This description relates to memory sharing in video transcoding and displaying.
A video transcoder is useful in decoding an encoded video (e.g., compressed video) and subsequently encoding the decoded video according to a different encoding scheme. A video includes a sequence of frames (also referred to as pictures), each frame including rows and columns of pixels. The transcoder may receive a first compressed video and generate a second compressed video, in which the second compressed video, for example, has a higher compression ratio and/or a lower resolution as compared to the first compressed video.
In some examples, the first and second compressed videos have the same resolution (i.e., each frame in the first compressed video has the same number of columns and rows as each frame in the second compressed video) but have different bit rates (e.g., the first compressed video may have a bit rate of 150 to 300 kbps, whereas the second compressed video may have a bit rate of 30 to 150 kbps). For video that is compressed according to an MPEG standard, changing a quantization level can change the bit rate of the video without changing the resolution. Increasing the quantization level will cause more bits to be truncated during the encoding process, resulting in a compressed video having a lower bit rate and a lower image quality.

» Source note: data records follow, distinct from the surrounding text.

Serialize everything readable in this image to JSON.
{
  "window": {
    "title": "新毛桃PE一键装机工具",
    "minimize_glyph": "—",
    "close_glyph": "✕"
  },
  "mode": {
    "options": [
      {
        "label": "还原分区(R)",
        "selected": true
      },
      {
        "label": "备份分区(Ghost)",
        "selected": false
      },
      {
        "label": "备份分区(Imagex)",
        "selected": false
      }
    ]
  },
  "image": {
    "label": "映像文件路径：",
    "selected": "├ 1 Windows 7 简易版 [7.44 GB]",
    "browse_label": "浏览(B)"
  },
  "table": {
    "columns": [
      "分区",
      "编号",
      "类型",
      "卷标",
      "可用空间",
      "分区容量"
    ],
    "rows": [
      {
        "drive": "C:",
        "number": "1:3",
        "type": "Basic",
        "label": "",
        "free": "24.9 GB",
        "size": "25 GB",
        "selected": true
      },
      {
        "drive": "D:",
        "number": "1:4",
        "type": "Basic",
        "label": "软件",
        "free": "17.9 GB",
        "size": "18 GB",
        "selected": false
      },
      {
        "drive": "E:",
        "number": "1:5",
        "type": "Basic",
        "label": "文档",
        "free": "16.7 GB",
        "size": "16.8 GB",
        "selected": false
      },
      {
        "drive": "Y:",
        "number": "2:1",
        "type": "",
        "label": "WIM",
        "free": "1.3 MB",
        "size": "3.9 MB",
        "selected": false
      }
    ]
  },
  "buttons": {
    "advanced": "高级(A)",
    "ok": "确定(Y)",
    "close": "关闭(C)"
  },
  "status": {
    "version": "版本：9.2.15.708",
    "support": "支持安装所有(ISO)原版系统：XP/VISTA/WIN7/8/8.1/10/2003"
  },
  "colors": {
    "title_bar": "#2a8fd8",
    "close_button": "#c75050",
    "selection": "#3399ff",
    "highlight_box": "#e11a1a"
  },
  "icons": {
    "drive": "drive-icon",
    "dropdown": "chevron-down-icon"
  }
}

In some examples, the first and second compressed videos having different resolutions. For example, the first compressed video can be a high definition television (HDTV) program having 1920×1080 resolution. If the user has a television with 1366×768 resolution, when he records the HDTV program for future viewing, it is useful to transcode the compressed 1920×1080 video to a compressed 1366×768 video to match the resolution of his television. By increasing the compression ratio and/or decreasing the resolution of a video, the user can reduce the bit rate of the compressed video so that more video programs can be stored in a given amount of storage.
For some compression algorithms, such as MPEG-2 or MPEG-4, the order in which frames are displayed is different from the order in which the frames are encoded/decoded. The MPEG standard defines intra (I), unidirectional (P), and bi-directional (B) frames, in which the I frames are compressed without reference to the other frames, the P frames are compressed/decompressed using information from a previous I frame or P frame, and the B frames are compressed/decompressed using information from a previous I or P frame and a subsequent I or P frame. For example, the frames may be displayed according to a “display order”: I0, B1, B2, P3, B4, B5, P6, B7, B8, P9, B10, B11, etc., in which the frame I0 is an I-frame that is displayed during time interval T0, the frame B1 is a B-frame that is displayed during time interval T1, and so forth. On the other hand, the frames may be encoded/decoded according to an “encode order”: I0, P3, B1, B2, P6, B4, B5, P9, B7, B8, P12, B10, B11, etc., indicating that the frame P3 is encoded/decoded before the frames B1 and B2, even though the frames B1 and B2 are displayed before the frame P3. Because the encoding/decoding sequence is different from the display sequence, when a compressed video is transcoded so that it can be viewed on a display and recorded in a storage medium, several memory buffers are used to temporarily store frames during the decoding, displaying, and encoding processes.